“Saya salut, kagum, iri dengan kerja produktif Bapak. Bagaimana, ya, saya bisa meniru!”
Demikian pesan seorang profesor asal Cirebon, Jawa Barat, kepada saya, sekitar tiga minggu yang lalu. Saya tidak tahu, apakah pesan mantan dekan di sebuah universitas negeri Islam itu merupakan sanjungan sepenuh hati atau sekadar pujian selintas semata. Yang jelas, usianya jauh lebih muda ketimbang saya dan kini menjadi direktur di sebuah kementerian di Jakarta.
Lepas dari sanjungan itu, sejatinya sudah berpuluh tahun saya membiasakan diri untuk menulis setiap hari. Sehingga, tak terasa, telah puluhan buku lahir lewat jemari saya. Kini, bagaimanakah cara saya membiasakan diri menulis setiap hari?
Sejak berpuluh tahun yang silam, saya telah membiasakan diri bangun dini hari. Sekitar pukul tiga dini hari. Selepas mandi (ini kebiasaan saya sejak berpuluh tahun yang silam) dan shalat Tahajjud, kemudian menikmati secangkir teh susu, saya langsung duduk di depan laptop.
Segera pula, jemari saya “menari-nari”: menulis karya sendiri, atau menyunting calon buku atau tulisan seseorang, atau menerjemahkan sebuah karya terpilih. Dulu, ketika usia saya masih di bawah 65 tahun, saya kuat menulis sejak dini hari hingga senja jari. Nonstop. Tentu diselingi mengurus pesantren, makan, dan shalat.

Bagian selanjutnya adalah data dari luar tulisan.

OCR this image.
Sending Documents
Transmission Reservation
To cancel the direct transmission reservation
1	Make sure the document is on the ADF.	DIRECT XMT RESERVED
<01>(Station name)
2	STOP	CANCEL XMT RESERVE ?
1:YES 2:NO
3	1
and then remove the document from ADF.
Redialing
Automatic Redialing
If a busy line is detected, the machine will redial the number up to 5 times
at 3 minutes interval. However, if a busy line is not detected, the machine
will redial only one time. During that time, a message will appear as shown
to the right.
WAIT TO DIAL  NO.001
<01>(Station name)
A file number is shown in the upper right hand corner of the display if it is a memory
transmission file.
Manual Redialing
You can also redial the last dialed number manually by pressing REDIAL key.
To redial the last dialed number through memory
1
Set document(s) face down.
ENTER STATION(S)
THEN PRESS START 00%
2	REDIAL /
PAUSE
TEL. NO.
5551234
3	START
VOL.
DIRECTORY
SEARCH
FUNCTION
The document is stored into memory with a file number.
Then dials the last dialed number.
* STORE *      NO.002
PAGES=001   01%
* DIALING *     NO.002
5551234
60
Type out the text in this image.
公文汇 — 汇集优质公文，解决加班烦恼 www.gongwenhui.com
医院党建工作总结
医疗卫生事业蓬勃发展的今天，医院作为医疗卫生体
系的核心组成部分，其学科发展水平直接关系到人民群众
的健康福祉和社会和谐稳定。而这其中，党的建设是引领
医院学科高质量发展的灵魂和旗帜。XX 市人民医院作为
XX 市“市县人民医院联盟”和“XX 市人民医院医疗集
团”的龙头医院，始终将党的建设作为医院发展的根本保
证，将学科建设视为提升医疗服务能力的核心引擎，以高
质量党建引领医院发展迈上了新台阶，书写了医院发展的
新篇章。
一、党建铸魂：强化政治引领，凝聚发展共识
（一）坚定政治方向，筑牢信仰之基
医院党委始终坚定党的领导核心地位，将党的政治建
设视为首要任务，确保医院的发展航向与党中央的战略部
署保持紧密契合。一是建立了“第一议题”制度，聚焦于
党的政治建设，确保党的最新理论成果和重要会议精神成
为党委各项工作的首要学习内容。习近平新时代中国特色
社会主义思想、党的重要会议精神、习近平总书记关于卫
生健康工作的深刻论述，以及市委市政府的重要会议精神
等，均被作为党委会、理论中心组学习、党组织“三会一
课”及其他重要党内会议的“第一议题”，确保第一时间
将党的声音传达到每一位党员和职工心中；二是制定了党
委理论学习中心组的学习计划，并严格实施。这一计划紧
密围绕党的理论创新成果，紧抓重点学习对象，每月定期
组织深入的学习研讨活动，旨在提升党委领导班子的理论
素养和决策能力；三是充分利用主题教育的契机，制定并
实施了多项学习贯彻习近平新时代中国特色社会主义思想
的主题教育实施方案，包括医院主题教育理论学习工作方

Lewat kegiatan rutin tersebut, yang bagi sebagian orang sangat membosankan, tak terasa puluhan karya tulis lahir. Dan, setiap karya tersebut memiliki kisahnya sendiri-sendiri.
Pada tahun ini sendiri, tiga calon buku telah saya rampungkan, alhamdulillah. InsyaAllah, akhir bulan ini, sebuah calon novel terjemahan akan saya rampungkan. Calon novel sufisme ini “menguak” perjalanan hidup empat sufi kondang: Abu al-Hasan al-Syadzili, Abu al-Abbas al-Mursi, Ibn Athaillah al-Sakandari, dan al-Bushiri. Ternyata, kisah hidup mereka luar biasa.
Abu al-Abbas al-Mursi, misalnya, lahir di Andalusia dalam lingkungan pengusaha besar. Nah, ketika keluarga ini berusaha melarikan diri dari Andalusia, karena negeri itu jatuh ke tangan pasukan Frank, ayah dan ibunya ikut tenggelam bersama kapal yang mereka naiki. Sedangkan al-Mursi terlempar ke pantai Tunisia dan diselamatkan oleh Syeikh Abu al-Hasan al-Syadzili, seorang sufi kondang. Kemudian, ketika al-Mursi tumbuh dewasa, ia ikut perang menghadapi Pasukan Salib.
Nah, ketika al-Mursi nyaris dibunuh oleh seorang anggota Pasukan Salib, nyawanya diselamatkan oleh seorang cewek yang petarung jempolan. Ternyata, cewek cantik bernama Latifa itu adalah putri Syeikh al-Syadzili. Kelak, mereka jadi pasangan suami-istri.
Di sisi lain, ada seorang putri yang terkenal cantik, dari lingkungan Dinasti Ayyubiyah, jatuh cinta kepada al-Mursi yang sangat tampan (kan berwajah hispanik). Namun, usaha Najma Khatun, demikian nama putri itu, untuk merebut al-Mursi dari tangan Latifa gagal.
Selain menghadapi “godaan cinta”, al-Mursi juga menghadapi “ujian sangat berat” sebagai seorang sufi. Utamanya dari para faqih Alexandria, kota yang kemudian menjadi pusat pengajaran yang didirikan al-Mursi. Salah seorang tokoh yang anti-al-Mursi adalah Ibn Athaillah al-Sakandari. “Al-Mursi itu kafir,” teriak Ibn Athaillah ketika belum “takluk” di tangan al-Mursi, yang kemudian menjadi murid kinasihnya.
Mengapa saya tak bosan menulis?
Menulis, bagi saya adalah kegiatan yang membuat saya terus belajar dan mencerahkan saya. Karena itu, selama saya masih dikaruniai umur dan sehat, saya akan terus menulis.
“Monggo Prof. Dr. WAG, panjenengan mulai menulis lagi. Janganlah jabatan keren membuat panjenengan tak sempat menulis!”